En effet, la période transitoire qu’a connue la Tunisie depuis la Révolution, ponctuée d’insécurité, d’instabilité politique et de crise économique, était à l’origine de l’exode de nos cerveaux vers l’étranger. Par ailleurs, en art comme en littérature, des musiciens, des cinéastes, des écrivains et des artistes-peintres ont opté pour l’émigration vers l’Occident, en quête de conditions professionnelles meilleures et de moyens financiers plus avantageux et là, ils ont acquis une renommée mondiale.
Bénéfique ou maléfique ?
Cet exode de compétences tunisiennes vers l’étranger serait-il bénéfique ou maléfique pour l’économie nationale ? Certains pensent que c’est la fine fleur de nos concitoyens qui nous honorent à l’extérieur, bien que leur «fuite» constitue une grande perte pour l’économie nationale. Alors que d’autres considèrent ce phénomène du côté de l’importance des transferts financiers de ces Tunisiens à l’étranger vers leur pays d’origine. En outre, l’augmentation des transferts montre l’intérêt porté par les Tunisiens résidant à l’étranger au développement de l’économie de leur pays natal, un intérêt qui ne cesse de s’amplifier. Cependant, la fuite des cerveaux tunisiens a un effet direct sur l’économie tunisienne : la dépréciation du capital humain, et donc la réduction de la croissance économique, à cause du manque à gagner qui peut en résulter pour la Tunisie, au moment où ces cerveaux en fuite constituent un gain précieux et bénéfique pour les pays hospitaliers.

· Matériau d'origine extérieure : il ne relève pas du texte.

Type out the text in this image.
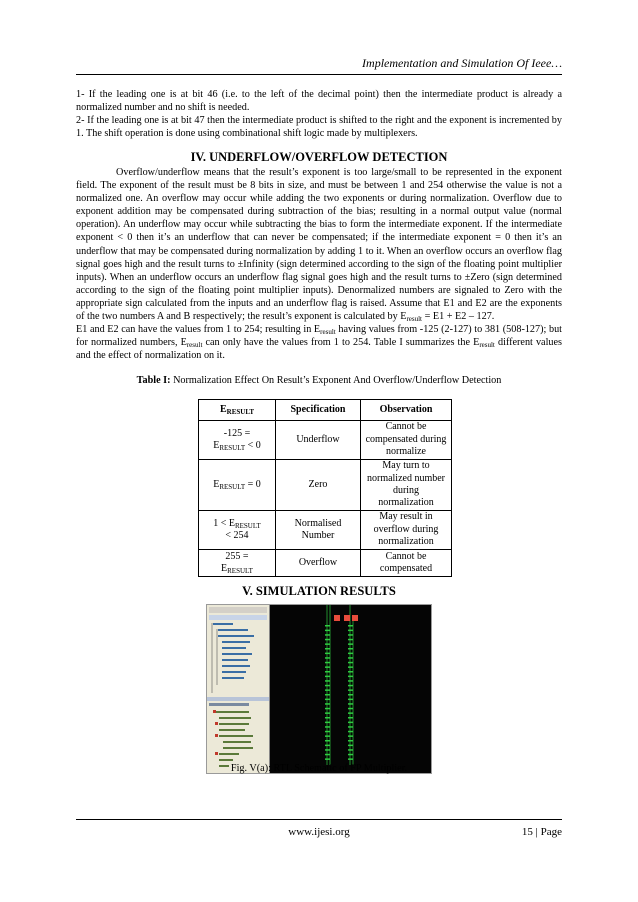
Implementation and Simulation Of Ieee…

1- If the leading one is at bit 46 (i.e. to the left of the decimal point) then the intermediate product is already a normalized number and no shift is needed.

2- If the leading one is at bit 47 then the intermediate product is shifted to the right and the exponent is incremented by 1. The shift operation is done using combinational shift logic made by multiplexers.

IV. UNDERFLOW/OVERFLOW DETECTION

Overflow/underflow means that the result’s exponent is too large/small to be represented in the exponent field. The exponent of the result must be 8 bits in size, and must be between 1 and 254 otherwise the value is not a normalized one. An overflow may occur while adding the two exponents or during normalization. Overflow due to exponent addition may be compensated during subtraction of the bias; resulting in a normal output value (normal operation). An underflow may occur while subtracting the bias to form the intermediate exponent. If the intermediate exponent < 0 then it’s an underflow that can never be compensated; if the intermediate exponent = 0 then it’s an underflow that may be compensated during normalization by adding 1 to it. When an overflow occurs an overflow flag signal goes high and the result turns to ±Infinity (sign determined according to the sign of the floating point multiplier inputs). When an underflow occurs an underflow flag signal goes high and the result turns to ±Zero (sign determined according to the sign of the floating point multiplier inputs). Denormalized numbers are signaled to Zero with the appropriate sign calculated from the inputs and an underflow flag is raised. Assume that E1 and E2 are the exponents of the two numbers A and B respectively; the result’s exponent is calculated by $E_{result} = E1 + E2 - 127$.

E1 and E2 can have the values from 1 to 254; resulting in $E_{result}$ having values from -125 (2-127) to 381 (508-127); but for normalized numbers, $E_{result}$ can only have the values from 1 to 254. Table I summarizes the $E_{result}$ different values and the effect of normalization on it.

Table I: Normalization Effect On Result’s Exponent And Overflow/Underflow Detection
$E_{RESULT}$	Specification	Observation
-125 =
$E_{RESULT} < 0$	Underflow	Cannot be compensated during normalize
$E_{RESULT} = 0$	Zero	May turn to normalized number during normalization
$1 < E_{RESULT}$
< 254	Normalised Number	May result in overflow during normalization
255 =
$E_{RESULT}$	Overflow	Cannot be compensated
V. SIMULATION RESULTS
Fig. V(a): RTL Schematic of FP Multiplier.
www.ijesi.org	15 | Page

Ce qui est peut-être réconfortant, c’est que parmi ces milliers de cerveaux émigrés, un bon nombre pensent à un «retour définitif» dans un futur proche ou lointain, après avoir acquis les connaissances et les compétences nécessaires à l’étranger qu’ils pourraient ainsi utiliser un jour dans leur propre pays, une fois rentrés. Et ainsi, ils pourraient contribuer à l’économie domestique, particulièrement en investissant à domicile.